For one last day, Mark Grace was a No. 3 hitter again. He even hit like one.
Grace, who will retire as a player after the season ends today, started Saturday for the Diamondbacks at first base. He went 2-for-3 to raise his season average to .200 and received standing ovations after a first-inning double and again after singling in the sixth.
“I think I'm going to hold off retirement and play another year,” he joked.
“That was good, especially hitting a double,” manager Bob Brenly said. “That's kind of been his signature hit throughout his career.”
Grace was removed for a pinch runner after the second hit, waving his helmet to the crowd as he went into the dugout and emerging for a curtain call.
“It was fun,” he said. “It was fun to get out there.
“For some reason the fans have taken to me, and I can't thank them enough.”
Grace hit third for the first time since June 15 at Minnesota and the second time since July 29, 2002.
“I thought since this was going to be his last start, we'll put him in a spot where he spent most of his career,” Brenly said. “Also get him up there right way in the first inning.”
Grace last had a multi-hit game June 6, against Cleveland. The double was the 511th of his career, 34th all-time.
Brenly said the ideal scenario today would be for Grace to get a pinch-hit double and walk off to an ovation as he is removed for a pinch runner.
“We'll get him on the field, and hopefully give him a chance to make his curtain call,” Brenly said.
Unless the Diamondbacks get an extension, they have only until Wednesday to decide whether to exercise the option on pitcher Miguel Batista.
If Arizona declines the $5 million option, Batista gets a $300,000 buyout. Batista was 10-9 with a 3.54 ERA this year, leading the team in innings pitched and second in games started.
The past three springs, the Diamondbacks took pride in their efficient workout schedule. But next year, sessions might not leave time for afternoon golf.
“The last couple of years we've been a very veteran team and went to spring training with that in mind,” Brenly said. “But now we're leaning in the other direction. We have a lot of young players, and we're going to spend more time working on fundamentals and covering some of the things we didn't have to cover in the past, because the Jay Bells and Matt Williamses and Mark Graces of the world already knew how to do bunt defenses.”
Arizona has made 104 errors, second-most in team history. Danny Bautista on Saturday became the 13th D-Backs baserunner this year doubled off on a liner.
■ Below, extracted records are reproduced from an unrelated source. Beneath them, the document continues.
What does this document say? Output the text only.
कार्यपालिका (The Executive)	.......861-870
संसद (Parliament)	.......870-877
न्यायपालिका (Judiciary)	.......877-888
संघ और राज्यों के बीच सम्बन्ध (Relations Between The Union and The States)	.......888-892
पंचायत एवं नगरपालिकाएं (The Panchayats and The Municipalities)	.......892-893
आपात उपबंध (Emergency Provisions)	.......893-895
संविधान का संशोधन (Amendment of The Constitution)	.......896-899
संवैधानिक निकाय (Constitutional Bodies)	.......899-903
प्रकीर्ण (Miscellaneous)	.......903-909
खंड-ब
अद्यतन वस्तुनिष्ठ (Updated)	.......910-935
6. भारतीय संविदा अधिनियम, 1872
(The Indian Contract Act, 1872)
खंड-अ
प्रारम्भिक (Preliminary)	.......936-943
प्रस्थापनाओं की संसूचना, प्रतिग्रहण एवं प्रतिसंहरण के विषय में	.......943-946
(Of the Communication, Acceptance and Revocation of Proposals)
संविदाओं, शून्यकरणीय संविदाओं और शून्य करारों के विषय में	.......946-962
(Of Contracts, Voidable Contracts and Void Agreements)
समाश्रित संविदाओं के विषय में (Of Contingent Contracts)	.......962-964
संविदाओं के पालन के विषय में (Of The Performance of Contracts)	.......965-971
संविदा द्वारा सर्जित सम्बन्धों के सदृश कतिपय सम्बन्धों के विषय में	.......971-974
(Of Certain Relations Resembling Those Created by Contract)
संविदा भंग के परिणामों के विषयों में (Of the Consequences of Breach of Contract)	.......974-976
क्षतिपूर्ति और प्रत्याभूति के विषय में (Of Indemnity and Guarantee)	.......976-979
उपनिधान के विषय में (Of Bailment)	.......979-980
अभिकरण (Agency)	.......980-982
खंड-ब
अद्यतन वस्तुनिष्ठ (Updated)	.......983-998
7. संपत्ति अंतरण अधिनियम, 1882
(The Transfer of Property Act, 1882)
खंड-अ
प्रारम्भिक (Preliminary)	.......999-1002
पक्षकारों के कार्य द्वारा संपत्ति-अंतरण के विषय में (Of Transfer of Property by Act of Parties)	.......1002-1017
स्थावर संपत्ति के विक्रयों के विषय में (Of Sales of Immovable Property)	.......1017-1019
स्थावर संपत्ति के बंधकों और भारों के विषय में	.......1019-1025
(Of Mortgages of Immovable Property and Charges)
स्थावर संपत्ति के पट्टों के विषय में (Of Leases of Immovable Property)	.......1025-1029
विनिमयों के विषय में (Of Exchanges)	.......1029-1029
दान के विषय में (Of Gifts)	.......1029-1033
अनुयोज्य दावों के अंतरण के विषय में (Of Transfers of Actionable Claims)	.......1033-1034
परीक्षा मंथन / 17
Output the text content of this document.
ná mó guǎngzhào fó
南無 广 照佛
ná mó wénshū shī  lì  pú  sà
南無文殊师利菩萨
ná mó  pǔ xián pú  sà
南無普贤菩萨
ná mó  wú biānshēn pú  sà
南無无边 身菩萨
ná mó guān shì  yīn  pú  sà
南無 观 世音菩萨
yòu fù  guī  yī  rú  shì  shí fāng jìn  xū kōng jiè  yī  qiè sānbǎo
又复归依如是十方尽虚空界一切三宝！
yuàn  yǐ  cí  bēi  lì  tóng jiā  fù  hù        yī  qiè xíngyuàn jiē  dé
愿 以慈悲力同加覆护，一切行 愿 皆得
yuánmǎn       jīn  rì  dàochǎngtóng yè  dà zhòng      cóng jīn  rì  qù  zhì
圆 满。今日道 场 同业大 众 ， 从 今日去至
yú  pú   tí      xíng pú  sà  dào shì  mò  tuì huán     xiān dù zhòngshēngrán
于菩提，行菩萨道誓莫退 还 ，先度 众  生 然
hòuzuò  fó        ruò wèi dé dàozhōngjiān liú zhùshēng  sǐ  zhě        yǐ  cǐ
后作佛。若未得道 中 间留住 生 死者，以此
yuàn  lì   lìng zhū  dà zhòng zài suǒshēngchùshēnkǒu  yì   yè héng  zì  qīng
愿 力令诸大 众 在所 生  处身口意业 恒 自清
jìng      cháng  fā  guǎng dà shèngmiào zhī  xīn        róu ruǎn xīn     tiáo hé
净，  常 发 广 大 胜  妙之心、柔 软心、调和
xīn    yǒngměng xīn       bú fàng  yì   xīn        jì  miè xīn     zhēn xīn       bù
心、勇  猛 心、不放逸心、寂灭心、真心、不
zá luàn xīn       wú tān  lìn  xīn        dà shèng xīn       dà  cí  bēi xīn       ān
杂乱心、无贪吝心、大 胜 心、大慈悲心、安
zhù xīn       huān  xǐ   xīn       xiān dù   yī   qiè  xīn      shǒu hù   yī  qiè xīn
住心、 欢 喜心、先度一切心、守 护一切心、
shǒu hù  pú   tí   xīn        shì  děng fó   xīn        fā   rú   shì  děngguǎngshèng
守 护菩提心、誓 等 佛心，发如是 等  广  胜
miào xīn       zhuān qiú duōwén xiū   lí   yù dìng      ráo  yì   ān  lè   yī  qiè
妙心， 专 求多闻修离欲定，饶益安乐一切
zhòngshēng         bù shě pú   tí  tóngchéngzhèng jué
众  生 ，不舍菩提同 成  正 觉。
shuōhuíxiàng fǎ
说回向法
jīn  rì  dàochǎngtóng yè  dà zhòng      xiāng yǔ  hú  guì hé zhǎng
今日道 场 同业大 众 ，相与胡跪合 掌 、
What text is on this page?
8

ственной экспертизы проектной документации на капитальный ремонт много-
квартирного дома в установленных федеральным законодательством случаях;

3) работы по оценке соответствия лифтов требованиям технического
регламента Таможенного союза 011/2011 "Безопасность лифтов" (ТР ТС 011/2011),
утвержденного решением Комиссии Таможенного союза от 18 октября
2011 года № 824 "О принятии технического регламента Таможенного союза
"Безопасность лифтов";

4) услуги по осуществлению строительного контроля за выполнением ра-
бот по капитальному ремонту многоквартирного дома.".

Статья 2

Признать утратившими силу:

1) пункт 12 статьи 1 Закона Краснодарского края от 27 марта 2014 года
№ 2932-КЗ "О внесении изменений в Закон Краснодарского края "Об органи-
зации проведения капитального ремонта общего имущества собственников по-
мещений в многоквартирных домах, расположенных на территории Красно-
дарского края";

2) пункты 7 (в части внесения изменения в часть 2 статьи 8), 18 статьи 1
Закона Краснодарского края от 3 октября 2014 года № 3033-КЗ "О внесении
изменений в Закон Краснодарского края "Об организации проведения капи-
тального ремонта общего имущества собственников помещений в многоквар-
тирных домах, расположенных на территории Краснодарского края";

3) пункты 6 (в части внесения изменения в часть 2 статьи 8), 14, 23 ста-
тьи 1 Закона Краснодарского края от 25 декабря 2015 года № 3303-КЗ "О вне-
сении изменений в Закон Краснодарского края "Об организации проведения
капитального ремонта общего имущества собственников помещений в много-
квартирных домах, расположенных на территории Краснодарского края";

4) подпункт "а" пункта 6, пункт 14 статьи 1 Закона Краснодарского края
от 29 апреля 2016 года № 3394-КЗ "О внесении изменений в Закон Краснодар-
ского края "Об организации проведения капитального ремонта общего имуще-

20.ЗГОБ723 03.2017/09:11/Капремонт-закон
Boston is going to the postseason while Arizona isn't, but that doesn't seem to bother Shea Hillenbrand, who was traded from the Red Sox to the D-Backs in May.
“You can't control that stuff,” said the Mountain View High School and Mesa Community College product. “I think this team is just as capable of going to the playoffs as the Red Sox were. I'm just thankful I have the opportunity to play here. I've always wanted to play here.
“It's not tough. I'm going to watch every (Boston) game because I've got a lot of friends on that team.”
Craig Counsell said his subpar season (.235 average) had nothing to do with his neck injury and subsequent spinal fusion surgery a year ago. “It doesn't affect the way I play,” he said. “The biggest problem was in spring training with my arm. I think I succeeded there. My arm is as good as it's ever been, I think. . . . There has been some soreness some days, but nothing I can't live with.”